Cleopatra had sought the venerable Anubis, who now, as the priest of Alexander, at the age of eighty, ruled the whole hierarchy of the country. It was difficult for him to leave his arm-chair, but he had been carried to the observatory to examine the adverse result of the observation made by the Queen herself. The position of the stars, however, had been so unfavourable that the more deeply Cleopatra entered into these matters, the less easy he found it to urge the mitigating influences of distant planets, which he had at first pointed out.
In his reception-hall, however, the chief priest had assured her that the independence of Egypt and the safety of her own person lay in her hands; only—the planets showed this—a terrible sacrifice was required—a sacrifice of which his dignity, his eighty years, and his love for her alike forbade him to speak. Cleopatra was accustomed to hear these mysterious sayings from his lips, and interpreted them in her own way. Many motives had induced her to seek the venerable prelate at this late hour. In difficult situations he had often aided her with good counsel; but this time she was not led to him by the magic cup of Nektanebus, which the eight pastophori who accompanied it had that day restored to the temple, for since the battle of Actium the superb vessel had been a source of constant anxiety to her.
Cleopatra had now asked the teacher of her childhood the direct question whether the cup—a wide, shallow vessel, with a flat, polished bottom could really have induced Antony to leave the battle and follow her ere the victory was decided. She had used it just before the conflict between the galleys, and this circumstance led Anubis to answer positively in the affirmative.
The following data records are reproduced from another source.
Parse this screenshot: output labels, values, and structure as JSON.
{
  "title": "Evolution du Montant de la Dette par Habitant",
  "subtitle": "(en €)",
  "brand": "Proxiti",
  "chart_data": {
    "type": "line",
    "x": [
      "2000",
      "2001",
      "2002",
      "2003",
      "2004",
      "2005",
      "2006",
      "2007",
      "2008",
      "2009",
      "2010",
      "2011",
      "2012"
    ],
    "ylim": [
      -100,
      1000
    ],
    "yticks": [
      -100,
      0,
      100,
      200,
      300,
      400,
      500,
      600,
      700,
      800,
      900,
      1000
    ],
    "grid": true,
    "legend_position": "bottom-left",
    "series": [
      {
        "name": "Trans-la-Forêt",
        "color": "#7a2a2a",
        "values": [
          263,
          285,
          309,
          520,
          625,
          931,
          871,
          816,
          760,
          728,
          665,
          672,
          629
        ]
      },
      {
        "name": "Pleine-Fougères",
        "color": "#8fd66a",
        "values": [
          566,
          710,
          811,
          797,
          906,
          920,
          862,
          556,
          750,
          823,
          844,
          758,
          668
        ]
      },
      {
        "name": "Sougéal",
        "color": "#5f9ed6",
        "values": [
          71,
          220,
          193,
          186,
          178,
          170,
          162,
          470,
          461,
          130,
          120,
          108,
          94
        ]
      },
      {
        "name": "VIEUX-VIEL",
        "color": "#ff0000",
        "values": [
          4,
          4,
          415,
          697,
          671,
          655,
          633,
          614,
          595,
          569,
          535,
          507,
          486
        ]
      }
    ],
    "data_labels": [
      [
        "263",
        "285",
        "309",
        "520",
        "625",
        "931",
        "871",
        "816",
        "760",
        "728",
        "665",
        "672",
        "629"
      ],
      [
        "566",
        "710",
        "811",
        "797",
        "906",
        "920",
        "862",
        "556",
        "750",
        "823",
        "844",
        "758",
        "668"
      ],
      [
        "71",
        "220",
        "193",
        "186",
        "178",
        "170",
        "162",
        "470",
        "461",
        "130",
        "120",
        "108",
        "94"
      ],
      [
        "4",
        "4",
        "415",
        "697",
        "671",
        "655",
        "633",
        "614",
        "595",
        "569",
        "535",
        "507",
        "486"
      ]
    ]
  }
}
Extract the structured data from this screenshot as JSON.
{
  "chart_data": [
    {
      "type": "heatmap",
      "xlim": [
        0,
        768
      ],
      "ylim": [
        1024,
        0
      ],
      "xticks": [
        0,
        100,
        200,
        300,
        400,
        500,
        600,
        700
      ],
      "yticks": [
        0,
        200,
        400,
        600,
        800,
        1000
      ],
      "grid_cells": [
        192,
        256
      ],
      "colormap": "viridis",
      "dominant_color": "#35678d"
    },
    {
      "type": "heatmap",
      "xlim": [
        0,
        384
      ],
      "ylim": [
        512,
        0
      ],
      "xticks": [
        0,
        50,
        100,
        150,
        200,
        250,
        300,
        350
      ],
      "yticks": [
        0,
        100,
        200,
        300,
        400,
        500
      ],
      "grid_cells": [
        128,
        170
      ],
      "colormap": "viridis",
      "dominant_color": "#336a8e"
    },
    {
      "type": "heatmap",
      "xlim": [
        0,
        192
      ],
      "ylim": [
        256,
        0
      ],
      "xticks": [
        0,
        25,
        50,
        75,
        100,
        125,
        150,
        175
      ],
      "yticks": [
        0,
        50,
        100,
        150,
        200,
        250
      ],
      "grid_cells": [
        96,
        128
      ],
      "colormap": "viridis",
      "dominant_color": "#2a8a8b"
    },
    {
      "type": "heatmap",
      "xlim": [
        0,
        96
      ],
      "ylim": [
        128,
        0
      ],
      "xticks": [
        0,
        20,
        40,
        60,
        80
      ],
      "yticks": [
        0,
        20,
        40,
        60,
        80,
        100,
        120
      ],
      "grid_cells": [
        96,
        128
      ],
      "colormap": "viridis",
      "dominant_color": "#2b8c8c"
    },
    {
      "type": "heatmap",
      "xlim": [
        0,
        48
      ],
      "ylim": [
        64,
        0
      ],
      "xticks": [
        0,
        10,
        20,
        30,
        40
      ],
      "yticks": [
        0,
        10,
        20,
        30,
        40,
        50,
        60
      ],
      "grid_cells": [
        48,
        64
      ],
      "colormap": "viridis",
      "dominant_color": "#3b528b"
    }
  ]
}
Long ago the marvellous chalice had been exhibited to her among the temple treasures, and she was told that every one who induced another person to be reflected from its shining surface obtained the mastery over his will. Her wish to possess it, however, was not gratified, and she did not ask for it again until the limitless devotion and ardent love of Antony had seemed less fervent than of yore. From that time she had never ceased to urge her aged friend to place the wondrous cup in her keeping. At first he had absolutely refused, predicting that its use would bring misfortune upon her; but when her request was followed by an imperative command, and the goblet was entrusted to her, Anubis himself believed that this one vessel did possess the magic power attributed to it. He deemed that the drinking-cup afforded the strongest proof of the magic art, far transcending human ability, of the great goddess by whose aid King Nektanebus—who, according to tradition, was the father of Alexander the Great—was said to have made the vessel in the Isis island of Philoe.